この他、検証環境の整備やデバッグ結果のフィードバックも重要な役割を果たした。AI単体では検証ループを適切に回せず、外部からの補助が不可欠であった。行き詰まった場合、人間側が原因を特定し、次の探索方向を提示する必要があった。
今回の実験では総計約23億トークンが消費され、費用は約2283ドル(約36万円)に達した。加えて約20時間の人的作業が投入された。従来であれば専門家が長期間を要する作業であり、短期間で成果が得られた点は注目される。
経済面でも一定の現実性が示された。Webブラウザ関連の脆弱性報奨制度では高額な報酬が設定されており、今回のような手法が成立すれば費用を上回る収益が見込まれる。正規の報奨だけでなく、非公開市場での価値も高いと考えられる。

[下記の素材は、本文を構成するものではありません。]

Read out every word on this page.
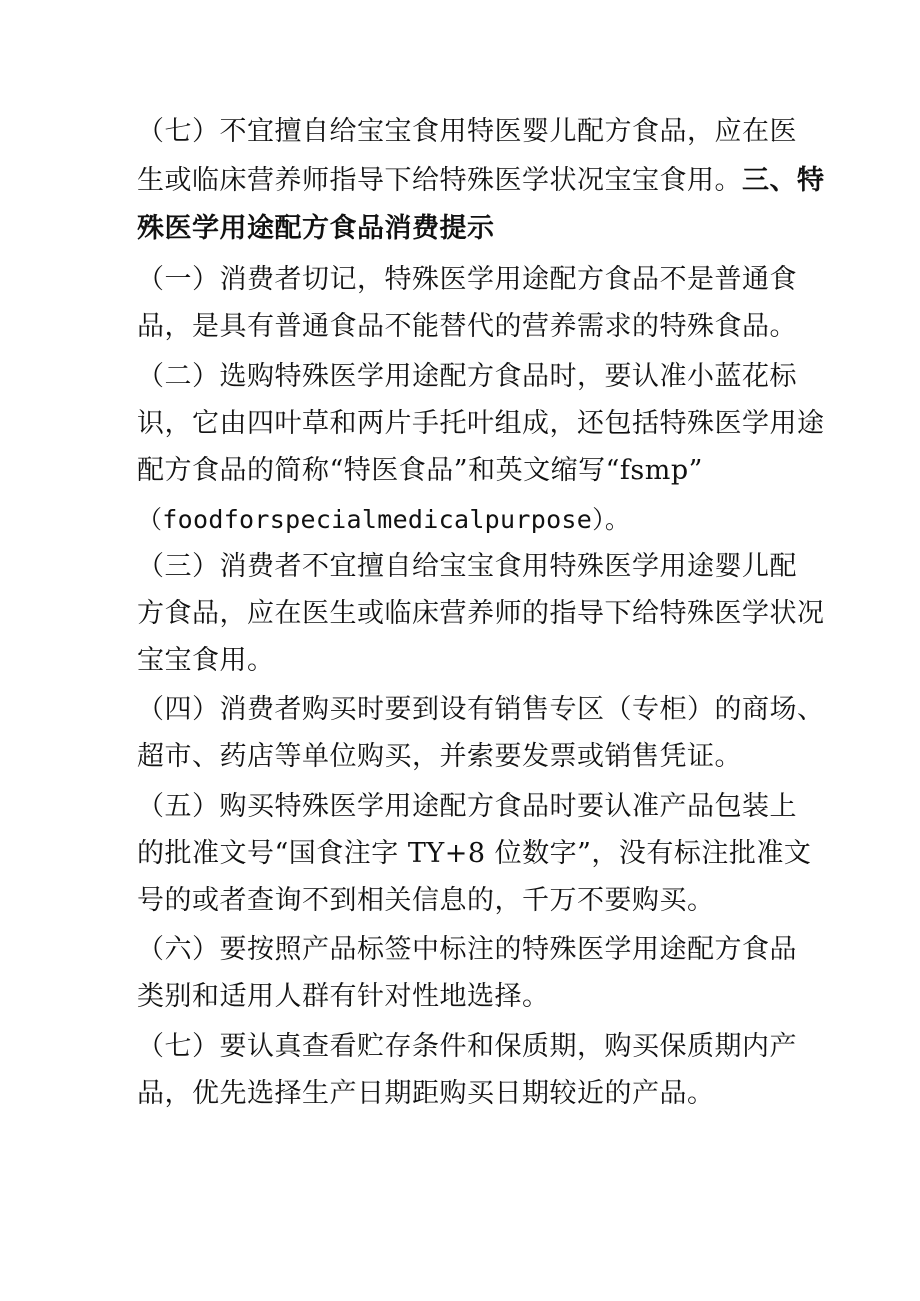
（七）不宜擅自给宝宝食用特医婴儿配方食品，应在医
生或临床营养师指导下给特殊医学状况宝宝食用。三、特
殊医学用途配方食品消费提示
（一）消费者切记，特殊医学用途配方食品不是普通食
品，是具有普通食品不能替代的营养需求的特殊食品。
（二）选购特殊医学用途配方食品时，要认准小蓝花标
识，它由四叶草和两片手托叶组成，还包括特殊医学用途
配方食品的简称“特医食品”和英文缩写“fsmp”
（foodforspecialmedicalpurpose）。
（三）消费者不宜擅自给宝宝食用特殊医学用途婴儿配
方食品，应在医生或临床营养师的指导下给特殊医学状况
宝宝食用。
（四）消费者购买时要到设有销售专区（专柜）的商场、
超市、药店等单位购买，并索要发票或销售凭证。
（五）购买特殊医学用途配方食品时要认准产品包装上
的批准文号“国食注字 TY+8 位数字”，没有标注批准文
号的或者查询不到相关信息的，千万不要购买。
（六）要按照产品标签中标注的特殊医学用途配方食品
类别和适用人群有针对性地选择。
（七）要认真查看贮存条件和保质期，购买保质期内产
品，优先选择生产日期距购买日期较近的产品。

この結果は、ソフトウェア更新の遅れが持つリスクをあらためて浮き彫りにした。修正情報が公開された時点で攻撃の手掛かりが提供される構造は存在したが、AIの利用により解析速度が大きく向上する可能性がある。特にオープンソース環境において、修正内容が公開されてから正式版が配布されるまでの期間が存在する。この間に攻撃手法が構築される可能性が高まる。従来は人手による解析が必要であったが、AIの支援によりその負担が軽減されるとみられる。
複数の検証を並行して進められる点も影響が大きい。1人の運用者でも複数の攻撃開発を管理できるため、効率が向上する可能性がある。ただし、成果は運用者の技能や判断に大きく依存する。
今後については、より高性能なモデルの登場によって、補助の負担が減少する可能性が指摘されている。既存のAIモデルでも一定の成果が得られたことから、能力向上に伴い実用化のハードルが下がることが懸念される。
対応策としては、設計段階からの安全性確認、依存関係の把握、更新の迅速化などが挙げられる。特に自動更新の徹底は有効とされる。検証では利用者が更新を適用していなかったために脆弱な状態が維持されていた事例も確認された。